The guidance to the Rule says:

“Accepting gifts from clients

56. This issue is covered in 16D(5) and reflects the fiduciary nature of the relationship between you and your client. It is a situation where public perception is important and reflects the profession’s image. The rule does not prevent you accepting a client’s gift but does require the client to take independent advice where the gift is significant, or significant as compared with the client’s likely estate and the reasonable expectations of prospective beneficiaries.

57. This rule allows you to prepare a will for a family member under which you receive a significant gift without requiring the client to seek independent advice on that gift. Extreme caution, however, should always be exercised when you are asked to prepare a will for a member of your family under which you are to benefit as your ability to give independent, dispassionate
advice could easily be undermined by your relationship with others within, and outside, the family. The risk of conflict, therefore, is very high. If you are to receive a significant gift from the estate you need also to consider the reasonable expectations of the other prospective beneficiaries, who are likely to be your relatives. If, having taken these "reasonable expectations" into account, it appears that you are to receive a benefit which is in any way disproportionately large you should always ensure that the client is separately advised on that gift. "Prospective beneficiaries" in the context of this rule means others who would be reasonably expected to benefit because of their relationship to the testator and their "reasonable expectations" would be dependent on the closeness of that relationship. An objective test would be applied in the event of a complaint.

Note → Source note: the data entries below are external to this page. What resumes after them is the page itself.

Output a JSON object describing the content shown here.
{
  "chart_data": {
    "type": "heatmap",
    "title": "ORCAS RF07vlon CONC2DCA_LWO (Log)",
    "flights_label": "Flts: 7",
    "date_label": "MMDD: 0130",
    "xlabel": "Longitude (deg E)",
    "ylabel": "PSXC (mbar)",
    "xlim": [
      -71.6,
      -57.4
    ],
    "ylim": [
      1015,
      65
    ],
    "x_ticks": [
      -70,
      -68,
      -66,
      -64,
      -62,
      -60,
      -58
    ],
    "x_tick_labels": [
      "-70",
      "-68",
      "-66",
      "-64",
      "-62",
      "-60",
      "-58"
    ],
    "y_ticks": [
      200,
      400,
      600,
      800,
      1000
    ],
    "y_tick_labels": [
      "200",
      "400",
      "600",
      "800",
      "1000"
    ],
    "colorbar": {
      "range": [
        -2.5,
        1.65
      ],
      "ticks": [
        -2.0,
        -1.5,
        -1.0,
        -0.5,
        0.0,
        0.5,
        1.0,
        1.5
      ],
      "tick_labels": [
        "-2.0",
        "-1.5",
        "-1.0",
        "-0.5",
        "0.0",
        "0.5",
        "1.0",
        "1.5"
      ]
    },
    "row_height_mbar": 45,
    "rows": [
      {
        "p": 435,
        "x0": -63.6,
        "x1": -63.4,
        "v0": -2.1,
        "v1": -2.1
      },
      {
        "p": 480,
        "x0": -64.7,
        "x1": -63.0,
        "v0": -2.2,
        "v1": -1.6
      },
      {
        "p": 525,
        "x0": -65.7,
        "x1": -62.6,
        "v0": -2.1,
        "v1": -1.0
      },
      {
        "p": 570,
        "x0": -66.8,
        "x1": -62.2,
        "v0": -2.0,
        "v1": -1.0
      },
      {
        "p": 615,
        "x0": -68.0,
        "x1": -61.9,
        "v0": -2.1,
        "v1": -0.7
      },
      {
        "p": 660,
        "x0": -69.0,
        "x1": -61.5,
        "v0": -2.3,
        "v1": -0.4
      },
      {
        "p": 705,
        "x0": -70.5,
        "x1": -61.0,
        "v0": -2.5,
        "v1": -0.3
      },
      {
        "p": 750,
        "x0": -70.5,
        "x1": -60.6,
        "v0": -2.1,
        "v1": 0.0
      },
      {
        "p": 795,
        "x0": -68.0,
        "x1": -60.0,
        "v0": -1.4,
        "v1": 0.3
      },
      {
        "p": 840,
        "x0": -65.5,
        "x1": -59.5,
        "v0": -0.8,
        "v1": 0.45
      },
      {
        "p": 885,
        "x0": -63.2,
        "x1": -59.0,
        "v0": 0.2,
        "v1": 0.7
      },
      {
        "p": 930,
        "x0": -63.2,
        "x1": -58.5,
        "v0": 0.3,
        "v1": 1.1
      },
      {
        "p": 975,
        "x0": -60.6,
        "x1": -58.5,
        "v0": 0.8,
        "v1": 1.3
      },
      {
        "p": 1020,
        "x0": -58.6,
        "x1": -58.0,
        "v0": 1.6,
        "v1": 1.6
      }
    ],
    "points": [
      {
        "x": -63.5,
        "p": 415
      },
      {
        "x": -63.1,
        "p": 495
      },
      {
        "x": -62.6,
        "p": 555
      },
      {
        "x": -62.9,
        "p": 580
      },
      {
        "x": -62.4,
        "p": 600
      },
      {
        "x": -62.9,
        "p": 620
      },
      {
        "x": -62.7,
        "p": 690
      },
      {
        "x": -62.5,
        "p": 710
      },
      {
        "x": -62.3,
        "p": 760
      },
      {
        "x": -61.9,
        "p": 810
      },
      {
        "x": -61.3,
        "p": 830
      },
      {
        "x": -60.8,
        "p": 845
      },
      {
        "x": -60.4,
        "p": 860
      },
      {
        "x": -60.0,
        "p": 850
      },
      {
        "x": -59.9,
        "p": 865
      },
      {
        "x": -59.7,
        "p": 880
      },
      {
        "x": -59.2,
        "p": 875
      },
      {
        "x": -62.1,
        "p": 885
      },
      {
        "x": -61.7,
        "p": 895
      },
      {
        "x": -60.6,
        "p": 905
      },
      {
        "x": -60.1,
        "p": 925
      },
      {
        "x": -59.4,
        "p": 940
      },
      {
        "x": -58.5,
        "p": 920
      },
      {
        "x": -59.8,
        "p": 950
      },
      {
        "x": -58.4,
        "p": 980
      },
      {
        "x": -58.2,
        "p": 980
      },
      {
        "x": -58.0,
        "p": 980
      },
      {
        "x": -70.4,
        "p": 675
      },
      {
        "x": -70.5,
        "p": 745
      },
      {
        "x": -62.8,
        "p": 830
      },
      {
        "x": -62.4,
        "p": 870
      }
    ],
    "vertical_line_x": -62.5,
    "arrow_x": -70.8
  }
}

58. There are other factors which should be taken into account when preparing a will for a family member under which you benefit. It may also be far easier for a close family member to talk through their proposals for their will with someone who has no personal interest in its contents and who is unlikely to be offended by any suggestions they might wish to make. Finally, your relative's bequests are secure from allegations of undue influence if their will is drawn by someone totally independent and who does not take a benefit from it. Family member is not defined in the rule to allow a flexible approach to be taken. Co-habitants are not included in the exception to independent advice because their legal position is less secure than those related by blood or marriage.

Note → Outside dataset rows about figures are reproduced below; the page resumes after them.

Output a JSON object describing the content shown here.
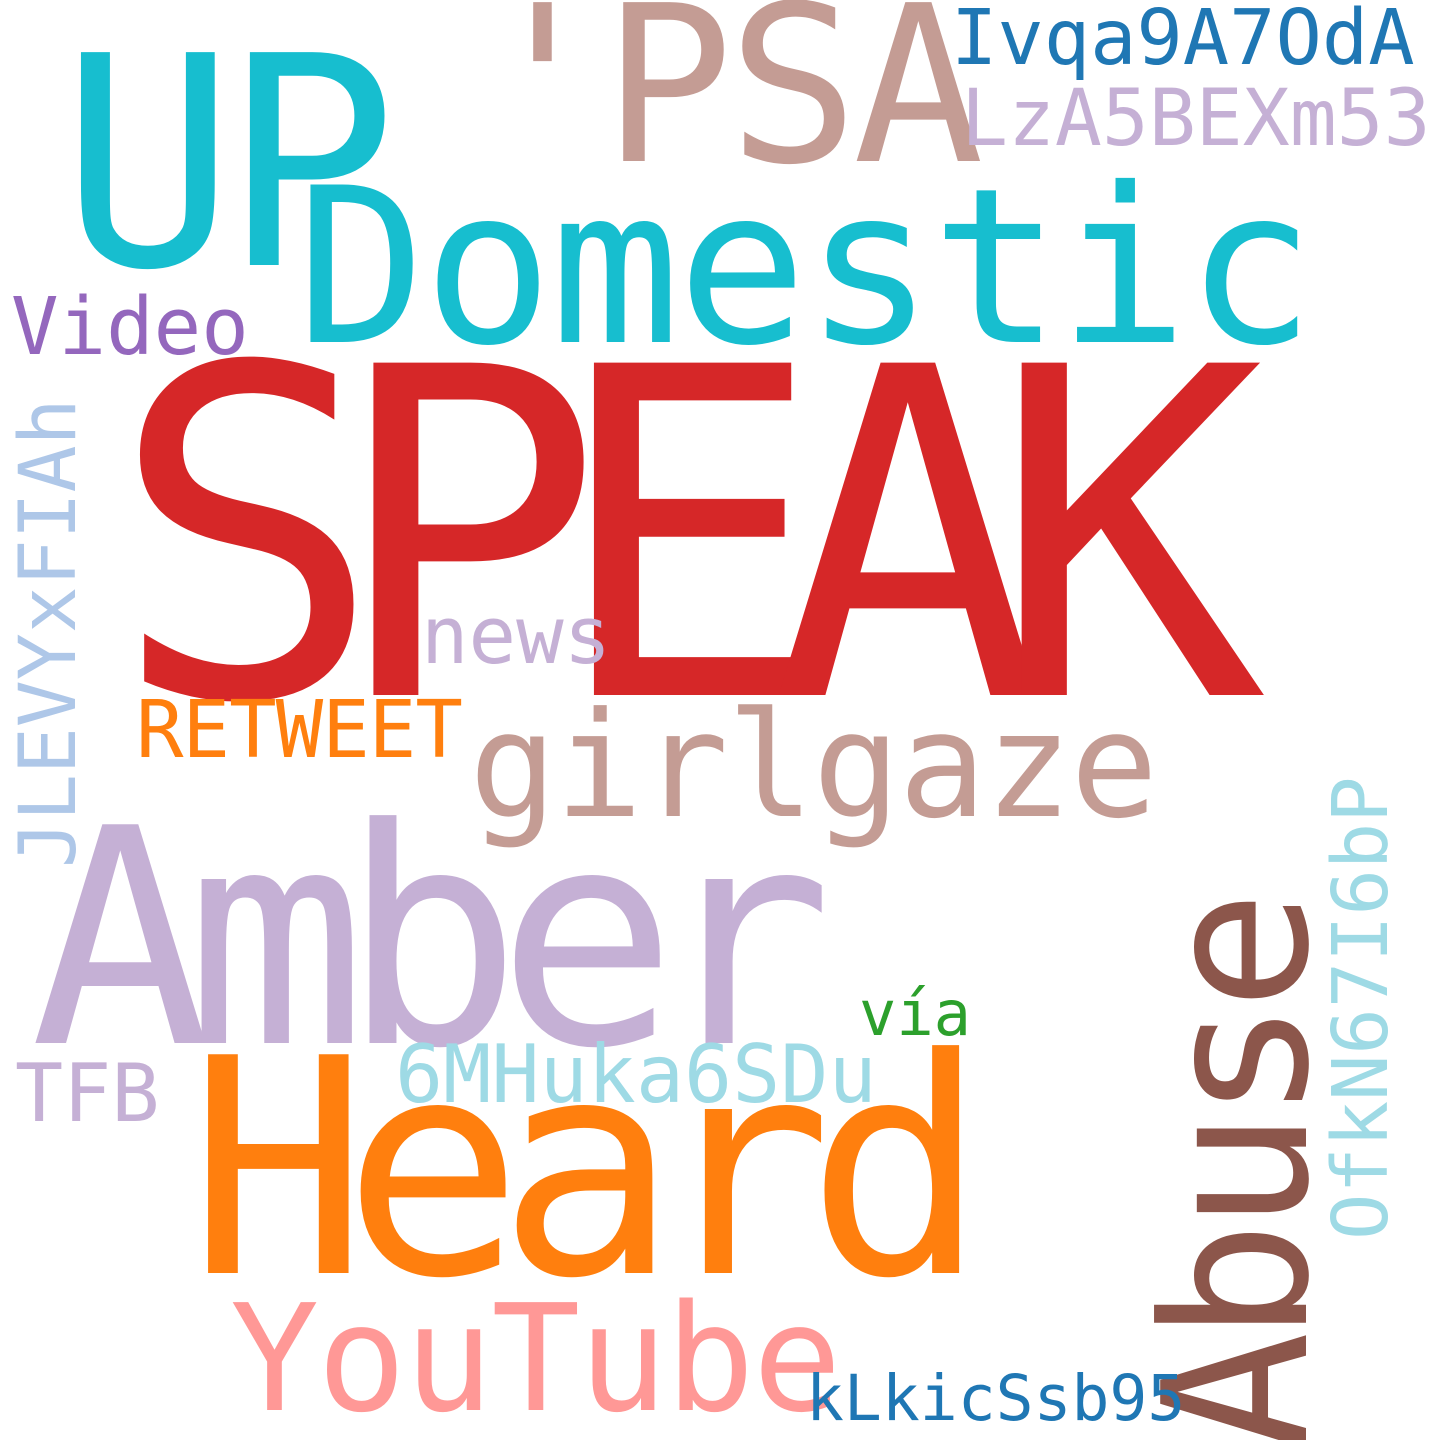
{
  "words": {
    "speak": {
      "text": "SPEAK",
      "color": "#d62728"
    },
    "up": {
      "text": "UP",
      "color": "#17becf"
    },
    "psa": {
      "text": "'PSA",
      "color": "#c49c94"
    },
    "ivqa": {
      "text": "Ivqa9A7OdA",
      "color": "#1f77b4"
    },
    "lza": {
      "text": "LzA5BEXm53",
      "color": "#c5b0d5"
    },
    "domestic": {
      "text": "Domestic",
      "color": "#17becf"
    },
    "video": {
      "text": "Video",
      "color": "#9467bd"
    },
    "jlevy": {
      "text": "JLEVYxFIAh",
      "color": "#aec7e8"
    },
    "news": {
      "text": "news",
      "color": "#c5b0d5"
    },
    "retweet": {
      "text": "RETWEET",
      "color": "#ff7f0e"
    },
    "girlgaze": {
      "text": "girlgaze",
      "color": "#c49c94"
    },
    "abuse": {
      "text": "Abuse",
      "color": "#8c564b"
    },
    "amber": {
      "text": "Amber",
      "color": "#c5b0d5"
    },
    "ofkn": {
      "text": "OfkN67I6bP",
      "color": "#9edae5"
    },
    "via": {
      "text": "vía",
      "color": "#2ca02c"
    },
    "tfb": {
      "text": "TFB",
      "color": "#c5b0d5"
    },
    "sixm": {
      "text": "6MHuka6SDu",
      "color": "#9edae5"
    },
    "heard": {
      "text": "Heard",
      "color": "#ff7f0e"
    },
    "youtube": {
      "text": "YouTube",
      "color": "#ff9896"
    },
    "klkic": {
      "text": "kLkicSsb95",
      "color": "#1f77b4"
    }
  }
}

59. What is a “significant amount” for the purposes of this rule cannot be quantified because the particular circumstances of the proposed gift must be taken into account. In general, however, anything more than a token gift will be considered significant. If, therefore, anything more than a token amount is accepted without the client having separate advice you may be exposed to legal challenge and allegations of misconduct.

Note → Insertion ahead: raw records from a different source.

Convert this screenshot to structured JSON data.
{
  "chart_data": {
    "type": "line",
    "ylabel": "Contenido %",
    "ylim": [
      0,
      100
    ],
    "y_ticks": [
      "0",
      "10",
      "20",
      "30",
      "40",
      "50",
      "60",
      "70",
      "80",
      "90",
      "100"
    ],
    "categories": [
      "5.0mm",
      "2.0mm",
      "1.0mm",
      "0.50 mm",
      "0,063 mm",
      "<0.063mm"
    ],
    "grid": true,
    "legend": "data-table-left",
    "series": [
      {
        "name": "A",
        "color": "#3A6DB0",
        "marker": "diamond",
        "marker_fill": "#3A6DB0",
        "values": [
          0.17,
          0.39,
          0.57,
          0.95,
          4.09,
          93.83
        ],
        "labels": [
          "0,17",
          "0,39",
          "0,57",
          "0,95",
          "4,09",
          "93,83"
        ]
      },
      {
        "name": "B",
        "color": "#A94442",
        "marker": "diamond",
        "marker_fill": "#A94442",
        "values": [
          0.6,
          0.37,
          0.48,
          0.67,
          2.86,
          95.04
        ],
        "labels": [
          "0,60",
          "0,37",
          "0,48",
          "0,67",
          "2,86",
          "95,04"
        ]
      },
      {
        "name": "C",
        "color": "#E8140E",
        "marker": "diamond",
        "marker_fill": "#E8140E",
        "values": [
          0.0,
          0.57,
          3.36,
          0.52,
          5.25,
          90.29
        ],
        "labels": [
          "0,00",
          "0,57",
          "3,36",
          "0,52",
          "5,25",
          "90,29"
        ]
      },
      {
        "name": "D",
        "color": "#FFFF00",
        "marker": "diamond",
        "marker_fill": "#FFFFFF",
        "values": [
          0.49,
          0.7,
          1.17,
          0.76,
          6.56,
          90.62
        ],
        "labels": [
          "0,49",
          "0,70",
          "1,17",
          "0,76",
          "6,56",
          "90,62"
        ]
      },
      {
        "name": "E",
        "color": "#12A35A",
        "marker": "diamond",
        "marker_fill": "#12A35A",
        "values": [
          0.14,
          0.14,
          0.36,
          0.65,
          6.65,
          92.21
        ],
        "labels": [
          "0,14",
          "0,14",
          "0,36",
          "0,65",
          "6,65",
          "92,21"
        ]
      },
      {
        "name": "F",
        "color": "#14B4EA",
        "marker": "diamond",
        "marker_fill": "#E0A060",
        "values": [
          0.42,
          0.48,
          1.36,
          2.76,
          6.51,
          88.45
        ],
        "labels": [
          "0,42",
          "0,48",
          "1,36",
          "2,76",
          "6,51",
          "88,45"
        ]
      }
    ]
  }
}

60. When considering whether a gift is of “a significant amount” the date of preparation of the document is relevant when determining the size of the estate.

61. If more than one gift is made to members of a firm, for example, £1,000 to each of the partners in the firm, they should be amalgamated for the purpose of establishing whether the gift is “significant”.

62. The implications of 16D(5) need to be made clear to all members of your firm who take instructions from clients, whether solicitors or not. Supervision is important to ensure compliance.

63. Where you are given money or property to distribute for the benefit of others, such as in a secret trust, this is not considered to be a “gift” for the purposes of 16D(5). However, care should be taken to ensure that records are kept confirming the arrangement and to ensure that the transaction is not one which could contain a potential for money laundering.


The Moral

Do not prepare a will for a family member if it gives you a disproportionate benefit.

More generally, always preserve your notes in case of dispute and give a clear explanation of the meaning of complex clauses which will not be readily comprehensible to a lay person.